AWS has its own DevOps services, CodePipeline and CodeCommit, but these have relatively small usage. Support for Azure DevOps may make App2Container more attractive for Microsoft-platform customers already working with Azure. Azure has its own container services but no exact equivalent to the App2Container tool.

It is perhaps surprising that AWS is choosing to support Azure DevOps Pipelines rather than the more widely used GitHub Actions, particularly since the two services are similar in many ways: Actions began as a fork of Azure Pipelines. That said, there is nothing to stop developers from using App2Container and setting up a DevOps pipeline with GitHub Actions or other CI/CD systems. The key factor here may be that writing the YAML code for Actions or Azure Pipelines can be tricky, hence the attraction of a tool that does much of the work automatically.

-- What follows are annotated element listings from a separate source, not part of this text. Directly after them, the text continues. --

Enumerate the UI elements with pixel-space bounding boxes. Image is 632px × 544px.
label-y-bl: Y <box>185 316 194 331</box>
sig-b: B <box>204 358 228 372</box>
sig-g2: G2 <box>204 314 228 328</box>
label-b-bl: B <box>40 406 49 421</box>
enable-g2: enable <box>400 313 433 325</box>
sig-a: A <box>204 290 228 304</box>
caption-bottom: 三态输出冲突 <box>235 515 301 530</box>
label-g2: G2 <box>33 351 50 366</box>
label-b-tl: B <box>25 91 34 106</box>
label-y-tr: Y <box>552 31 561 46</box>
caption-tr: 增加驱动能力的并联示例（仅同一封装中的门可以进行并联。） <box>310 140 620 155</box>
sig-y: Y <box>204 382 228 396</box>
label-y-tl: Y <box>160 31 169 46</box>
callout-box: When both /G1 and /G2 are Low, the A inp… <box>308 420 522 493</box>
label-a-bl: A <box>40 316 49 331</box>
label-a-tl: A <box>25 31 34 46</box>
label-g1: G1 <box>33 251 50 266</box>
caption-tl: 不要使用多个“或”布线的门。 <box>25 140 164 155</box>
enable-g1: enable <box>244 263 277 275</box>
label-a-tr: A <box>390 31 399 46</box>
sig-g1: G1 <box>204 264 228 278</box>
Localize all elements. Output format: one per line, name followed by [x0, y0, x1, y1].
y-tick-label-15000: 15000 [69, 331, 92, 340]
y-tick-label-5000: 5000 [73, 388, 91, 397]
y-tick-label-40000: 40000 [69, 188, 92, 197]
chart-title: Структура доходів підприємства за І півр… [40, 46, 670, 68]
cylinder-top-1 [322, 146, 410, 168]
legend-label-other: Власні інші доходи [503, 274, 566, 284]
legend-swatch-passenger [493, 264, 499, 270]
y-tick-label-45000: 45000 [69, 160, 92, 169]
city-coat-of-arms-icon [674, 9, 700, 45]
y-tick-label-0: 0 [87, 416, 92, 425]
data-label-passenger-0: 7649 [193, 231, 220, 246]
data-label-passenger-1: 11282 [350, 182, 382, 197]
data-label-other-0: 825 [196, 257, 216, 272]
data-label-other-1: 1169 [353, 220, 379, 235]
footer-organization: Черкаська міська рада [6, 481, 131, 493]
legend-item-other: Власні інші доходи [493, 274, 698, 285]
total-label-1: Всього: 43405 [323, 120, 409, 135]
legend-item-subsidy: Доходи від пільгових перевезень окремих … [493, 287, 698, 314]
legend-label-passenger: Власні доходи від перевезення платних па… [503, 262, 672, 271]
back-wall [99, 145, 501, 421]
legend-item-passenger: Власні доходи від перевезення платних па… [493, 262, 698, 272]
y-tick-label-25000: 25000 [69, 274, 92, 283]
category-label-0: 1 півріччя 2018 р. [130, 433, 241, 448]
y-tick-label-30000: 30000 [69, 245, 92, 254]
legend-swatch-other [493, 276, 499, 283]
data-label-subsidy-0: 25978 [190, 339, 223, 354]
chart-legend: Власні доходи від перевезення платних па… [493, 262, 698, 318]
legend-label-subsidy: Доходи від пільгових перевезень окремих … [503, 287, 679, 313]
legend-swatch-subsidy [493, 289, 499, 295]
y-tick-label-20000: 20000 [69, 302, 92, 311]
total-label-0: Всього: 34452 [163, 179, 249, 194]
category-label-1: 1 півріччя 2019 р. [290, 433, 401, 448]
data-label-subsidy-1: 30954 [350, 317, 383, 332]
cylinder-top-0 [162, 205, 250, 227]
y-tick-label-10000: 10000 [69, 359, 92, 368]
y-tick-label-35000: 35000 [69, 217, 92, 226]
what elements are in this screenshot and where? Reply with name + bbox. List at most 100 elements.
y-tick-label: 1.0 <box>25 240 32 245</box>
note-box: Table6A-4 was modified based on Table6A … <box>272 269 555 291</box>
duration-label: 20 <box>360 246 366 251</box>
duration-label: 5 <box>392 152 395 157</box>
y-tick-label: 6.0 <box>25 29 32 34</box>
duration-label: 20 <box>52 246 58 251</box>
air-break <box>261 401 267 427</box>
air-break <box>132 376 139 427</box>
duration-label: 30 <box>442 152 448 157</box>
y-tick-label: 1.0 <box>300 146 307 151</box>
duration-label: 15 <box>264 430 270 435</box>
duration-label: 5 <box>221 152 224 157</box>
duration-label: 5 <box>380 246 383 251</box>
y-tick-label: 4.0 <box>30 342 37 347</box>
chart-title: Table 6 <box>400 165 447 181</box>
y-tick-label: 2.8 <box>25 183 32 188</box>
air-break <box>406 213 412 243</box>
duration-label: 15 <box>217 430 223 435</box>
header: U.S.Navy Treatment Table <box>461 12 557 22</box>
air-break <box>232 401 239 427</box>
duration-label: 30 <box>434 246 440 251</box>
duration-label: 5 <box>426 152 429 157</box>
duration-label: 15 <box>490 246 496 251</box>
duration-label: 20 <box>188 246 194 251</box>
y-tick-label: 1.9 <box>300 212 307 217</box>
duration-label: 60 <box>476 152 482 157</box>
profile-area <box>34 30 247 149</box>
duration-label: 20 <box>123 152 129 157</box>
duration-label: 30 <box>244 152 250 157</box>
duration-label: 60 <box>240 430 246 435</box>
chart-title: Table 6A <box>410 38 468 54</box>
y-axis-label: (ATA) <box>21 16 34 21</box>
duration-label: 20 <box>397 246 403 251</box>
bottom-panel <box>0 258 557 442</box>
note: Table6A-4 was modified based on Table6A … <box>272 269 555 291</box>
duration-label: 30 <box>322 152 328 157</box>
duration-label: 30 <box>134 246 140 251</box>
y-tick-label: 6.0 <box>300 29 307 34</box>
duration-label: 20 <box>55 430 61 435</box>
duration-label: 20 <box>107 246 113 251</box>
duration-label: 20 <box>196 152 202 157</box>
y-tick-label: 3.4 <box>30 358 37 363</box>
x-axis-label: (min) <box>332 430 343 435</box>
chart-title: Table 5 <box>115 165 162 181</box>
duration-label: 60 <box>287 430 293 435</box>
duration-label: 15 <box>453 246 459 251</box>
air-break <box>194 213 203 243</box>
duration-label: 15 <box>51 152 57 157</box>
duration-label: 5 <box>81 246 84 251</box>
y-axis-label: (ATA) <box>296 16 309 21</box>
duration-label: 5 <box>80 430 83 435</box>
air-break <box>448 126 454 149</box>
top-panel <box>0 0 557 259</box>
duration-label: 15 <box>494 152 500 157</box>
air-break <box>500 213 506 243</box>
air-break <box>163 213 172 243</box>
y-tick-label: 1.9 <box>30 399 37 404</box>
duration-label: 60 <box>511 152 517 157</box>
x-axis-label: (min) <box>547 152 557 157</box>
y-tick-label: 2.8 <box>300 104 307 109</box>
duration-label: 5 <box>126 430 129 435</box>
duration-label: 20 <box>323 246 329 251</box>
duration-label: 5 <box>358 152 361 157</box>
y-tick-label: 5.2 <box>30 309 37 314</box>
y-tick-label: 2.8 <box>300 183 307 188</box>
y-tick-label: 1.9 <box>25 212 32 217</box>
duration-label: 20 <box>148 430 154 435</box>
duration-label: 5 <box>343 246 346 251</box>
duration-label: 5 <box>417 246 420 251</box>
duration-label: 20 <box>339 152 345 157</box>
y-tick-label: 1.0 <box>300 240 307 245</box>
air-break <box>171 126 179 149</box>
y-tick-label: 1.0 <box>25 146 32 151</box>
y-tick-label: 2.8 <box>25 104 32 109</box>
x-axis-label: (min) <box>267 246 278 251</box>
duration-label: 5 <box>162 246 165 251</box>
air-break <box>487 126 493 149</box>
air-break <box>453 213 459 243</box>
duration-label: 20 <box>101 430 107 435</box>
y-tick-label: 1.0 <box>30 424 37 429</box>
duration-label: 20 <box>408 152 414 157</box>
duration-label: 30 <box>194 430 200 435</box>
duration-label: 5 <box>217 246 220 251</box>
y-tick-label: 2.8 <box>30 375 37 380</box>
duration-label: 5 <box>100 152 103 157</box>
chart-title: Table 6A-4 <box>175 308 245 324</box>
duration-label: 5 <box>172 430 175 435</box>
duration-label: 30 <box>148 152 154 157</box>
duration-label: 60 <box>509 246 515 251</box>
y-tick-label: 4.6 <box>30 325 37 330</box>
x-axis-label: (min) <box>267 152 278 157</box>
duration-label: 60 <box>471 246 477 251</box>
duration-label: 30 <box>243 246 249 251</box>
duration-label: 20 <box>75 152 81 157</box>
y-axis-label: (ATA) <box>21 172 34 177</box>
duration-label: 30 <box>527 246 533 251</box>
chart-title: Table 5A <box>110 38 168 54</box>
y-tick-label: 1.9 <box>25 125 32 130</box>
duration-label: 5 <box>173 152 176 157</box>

Containerizing existing applications has appeal as a way of migrating workloads from legacy systems without requiring too much porting effort. That said, the output of a tool like App2Container is unlikely to meet all the requirements of a modern CI/CD pipeline, particularly in respect of testing procedures. It makes best sense as a kind of lift and shift tool for legacy applications that work well but require little maintenance.